Pour Marsile Ficin et ses contemporains, Hermès avait été un prêtre
égyptien de la plus haute antiquité, qui avait écrit lui-même les
ouvrages qu'on venait de découvrir. En réalité, nous savons maintenant
que les Hermetica en question furent écrites entre le IIème et le IIIème
siècle de notre ère ; tous les spécialistes en conviennent depuis l'an
1614, date à laquelle Isaac Casaubon publia son De
rebus sacris..., ouvrage dans lequel l'erreur de datation fut mise en évidence
pour la première fois. Vers la fin de l'an 1462, Cosme de Médicis,
protecteur de Marsile Ficin, ordonna à celui-ci de traduire Hermès toute
affaire cessante. En avril 1463, la traduction était achevée... Ensuite
seulement, Ficin traduisit Platon.
***
Marsile Ficin avait été placé par Cosme à la présidence de son
académie platonicienne. Au nombre des personnalités que le cercle
accueillit, il faut citer le célèbre Jean Pic de La Mirandole.
Vivant dans le même milieu florentin, Pic de La Mirandole
(1463-1494), plus jeune que Ficin, mais intellectuellement précoce, devint
son disciple.

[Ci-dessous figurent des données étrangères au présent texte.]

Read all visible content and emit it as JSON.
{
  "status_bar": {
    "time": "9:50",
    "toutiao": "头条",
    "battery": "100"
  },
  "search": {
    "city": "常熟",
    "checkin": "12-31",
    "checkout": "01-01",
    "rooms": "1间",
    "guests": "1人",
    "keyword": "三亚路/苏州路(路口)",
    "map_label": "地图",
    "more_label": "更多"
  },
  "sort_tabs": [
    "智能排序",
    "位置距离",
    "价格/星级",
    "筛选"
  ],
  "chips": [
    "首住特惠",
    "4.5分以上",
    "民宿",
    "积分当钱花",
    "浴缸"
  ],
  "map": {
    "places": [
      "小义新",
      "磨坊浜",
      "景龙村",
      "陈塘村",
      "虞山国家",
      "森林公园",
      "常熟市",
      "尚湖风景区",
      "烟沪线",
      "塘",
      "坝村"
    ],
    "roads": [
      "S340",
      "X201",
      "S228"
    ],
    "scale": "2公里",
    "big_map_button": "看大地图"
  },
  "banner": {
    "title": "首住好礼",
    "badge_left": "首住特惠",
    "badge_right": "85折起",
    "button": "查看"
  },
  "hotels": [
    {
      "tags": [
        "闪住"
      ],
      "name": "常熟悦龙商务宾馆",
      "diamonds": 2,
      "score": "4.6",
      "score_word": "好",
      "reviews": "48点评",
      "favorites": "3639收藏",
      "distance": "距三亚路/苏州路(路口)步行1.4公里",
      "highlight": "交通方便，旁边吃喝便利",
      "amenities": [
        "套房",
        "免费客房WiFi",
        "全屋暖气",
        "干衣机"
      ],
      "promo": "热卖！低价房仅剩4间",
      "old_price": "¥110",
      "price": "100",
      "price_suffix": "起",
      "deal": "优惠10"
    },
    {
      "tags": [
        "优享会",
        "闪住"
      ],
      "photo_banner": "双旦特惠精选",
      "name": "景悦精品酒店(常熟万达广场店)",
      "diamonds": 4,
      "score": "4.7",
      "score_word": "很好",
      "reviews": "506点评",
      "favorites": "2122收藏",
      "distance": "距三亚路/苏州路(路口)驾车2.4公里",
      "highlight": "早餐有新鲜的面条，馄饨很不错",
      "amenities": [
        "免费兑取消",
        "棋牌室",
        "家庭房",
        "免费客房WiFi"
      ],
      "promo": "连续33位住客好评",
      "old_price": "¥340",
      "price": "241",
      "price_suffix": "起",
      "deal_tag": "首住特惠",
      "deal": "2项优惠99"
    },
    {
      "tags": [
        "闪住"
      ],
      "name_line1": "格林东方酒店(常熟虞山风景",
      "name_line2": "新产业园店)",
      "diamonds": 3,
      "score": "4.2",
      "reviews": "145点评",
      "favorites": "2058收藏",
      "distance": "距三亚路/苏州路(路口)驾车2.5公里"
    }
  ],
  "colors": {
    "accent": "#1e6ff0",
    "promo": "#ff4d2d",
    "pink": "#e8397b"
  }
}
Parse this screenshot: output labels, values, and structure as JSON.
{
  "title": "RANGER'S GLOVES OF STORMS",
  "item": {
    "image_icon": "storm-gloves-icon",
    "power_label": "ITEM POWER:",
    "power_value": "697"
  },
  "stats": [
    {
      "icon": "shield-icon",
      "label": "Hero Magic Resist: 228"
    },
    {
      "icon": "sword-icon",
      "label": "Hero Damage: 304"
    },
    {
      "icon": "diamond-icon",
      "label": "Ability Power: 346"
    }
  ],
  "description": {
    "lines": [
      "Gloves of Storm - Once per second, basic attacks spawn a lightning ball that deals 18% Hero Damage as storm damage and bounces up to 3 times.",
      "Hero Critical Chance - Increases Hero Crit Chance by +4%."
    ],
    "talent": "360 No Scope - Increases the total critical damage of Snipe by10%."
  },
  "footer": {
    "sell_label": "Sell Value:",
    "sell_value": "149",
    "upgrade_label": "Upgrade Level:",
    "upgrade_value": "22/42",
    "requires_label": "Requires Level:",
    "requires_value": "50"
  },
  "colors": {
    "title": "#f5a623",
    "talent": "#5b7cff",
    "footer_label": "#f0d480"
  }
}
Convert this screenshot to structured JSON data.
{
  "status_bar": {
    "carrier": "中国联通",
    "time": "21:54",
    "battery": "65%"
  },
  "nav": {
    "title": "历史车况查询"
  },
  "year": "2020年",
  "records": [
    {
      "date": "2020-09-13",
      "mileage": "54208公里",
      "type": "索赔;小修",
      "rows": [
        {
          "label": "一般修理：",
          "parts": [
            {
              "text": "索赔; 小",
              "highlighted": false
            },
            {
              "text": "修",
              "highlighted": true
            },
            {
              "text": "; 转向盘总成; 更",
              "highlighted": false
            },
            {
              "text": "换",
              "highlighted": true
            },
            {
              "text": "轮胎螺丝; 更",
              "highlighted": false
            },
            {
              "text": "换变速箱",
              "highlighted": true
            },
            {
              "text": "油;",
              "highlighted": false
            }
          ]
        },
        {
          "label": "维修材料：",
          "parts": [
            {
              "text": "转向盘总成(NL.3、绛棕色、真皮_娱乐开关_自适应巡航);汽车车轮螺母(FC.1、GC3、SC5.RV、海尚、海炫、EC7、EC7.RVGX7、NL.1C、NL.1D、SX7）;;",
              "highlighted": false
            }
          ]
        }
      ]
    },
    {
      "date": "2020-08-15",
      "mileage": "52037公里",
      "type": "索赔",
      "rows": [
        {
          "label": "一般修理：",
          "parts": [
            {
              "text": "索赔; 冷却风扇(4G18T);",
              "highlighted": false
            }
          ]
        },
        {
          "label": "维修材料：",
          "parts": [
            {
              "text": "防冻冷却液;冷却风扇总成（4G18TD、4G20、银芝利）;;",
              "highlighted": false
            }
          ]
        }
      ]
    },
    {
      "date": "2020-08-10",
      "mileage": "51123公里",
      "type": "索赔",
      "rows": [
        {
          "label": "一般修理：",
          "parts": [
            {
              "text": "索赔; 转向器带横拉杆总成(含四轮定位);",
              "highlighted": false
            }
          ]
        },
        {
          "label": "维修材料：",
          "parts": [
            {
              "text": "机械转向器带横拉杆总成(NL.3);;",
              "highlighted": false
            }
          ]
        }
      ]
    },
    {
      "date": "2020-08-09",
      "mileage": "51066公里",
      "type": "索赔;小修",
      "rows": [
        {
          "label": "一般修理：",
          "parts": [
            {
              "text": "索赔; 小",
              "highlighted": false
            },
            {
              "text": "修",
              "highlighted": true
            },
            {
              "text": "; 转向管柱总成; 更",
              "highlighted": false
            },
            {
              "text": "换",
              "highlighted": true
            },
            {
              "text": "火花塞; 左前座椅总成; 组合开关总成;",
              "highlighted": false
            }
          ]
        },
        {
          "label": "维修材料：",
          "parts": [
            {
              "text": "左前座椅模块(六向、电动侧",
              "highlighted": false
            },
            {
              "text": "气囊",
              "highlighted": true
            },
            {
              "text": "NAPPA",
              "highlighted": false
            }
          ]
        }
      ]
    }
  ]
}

A l'abri du cénacle mis à leur disposition par les Médicis,
ils se mirent tous deux à étudier la pensée hermétique, voyant dans
Platon l'un des derniers dépositaires de cette pensée... Nous savons
aujourd'hui que ce fut le platonisme - tout au contraire - qui, adopté au
christianisme, inspira l'hermétisme. Cependant, les deux hommes, de bonne
foi, découvrirent dans l'hermétisme une gnose liée à une organisation
astrologique du cosmos, ainsi qu'à l'existence supposée d'effluves se déversant
continuellement sur la Terre depuis les étoiles.
Toutes ces considérations poussèrent Marsile Ficin et Pic de La
Mirandole à s'intéresser de près à cette gnose magique. Or, on sait que,
depuis le Vème siècle de notre ère, dans l'Occident christianisé par les
empereurs Constantin et Théodose, la Magie était prohibée en tant que
pratique démoniaque. Le sujet était donc dangereux à aborder. Néanmoins,
en se fiant à un commentaire de Plotin tiré de l'Ennéade (IV/3, XI), les
deux hommes admirent que si de mauvais prêtres égyptiens avaient pu
recourir à une magie démoniaque, Hermès Trismégiste n'était pas du
nombre : son pouvoir lui venait seulement de sa compréhension du Monde et
de " l'Un qui est Tout ". Le Mage était donc celui qui parvenait
à joindre les choses d'en-haut aux choses d'en-bas.
Ils furent alors convaincus qu'il existait deux types de magie :
1 - la démoniaque, qui est maléfique, et qu'on doit rejeter;
2 - la naturelle, qui est utile et nécessaire au genre humain.
Pour Marsile Ficin - qui, prudemment, ne livra sa pensée que beaucoup
plus tard, en 1489, dans un traité de médecine intitulé Libri de Vita -
la magie naturelle et bienfaisante faisait appel à la notion d'un spiritus
mundi ( ou "esprit du monde ") en tant que canalisateur de
l'influence des astres... Pour capter ce spiritus mundi, Ficin préconisait
deux méthodes :
1 - la méthode sympathique, fondée sur les talismans ;
2 - la méthode incantatoire, fondée sur des hymnes et des
invocations.
Pour Marsile Ficin, la magie naturelle transmise par Hermès Trismégiste
était partie intégrante d'une tradition de sagesse se poursuivant en une
chaîne ininterrompue jusqu'à Platon. On peut citer, à travers les écrits
de Ficin, de nombreux témoignages soutenant que la théologie primordiale,
parallèle à la tradition hébraïque retenue par les chrétiens, avait été
révélée simultanément aux autres peuples, avec Zoroastre chez les Perses
et Hermès chez les Egyptiens, et qu'elle s'était développée ensuite dans
le monde païen avec Orphée, Aglaophème, Pythagore et Platon.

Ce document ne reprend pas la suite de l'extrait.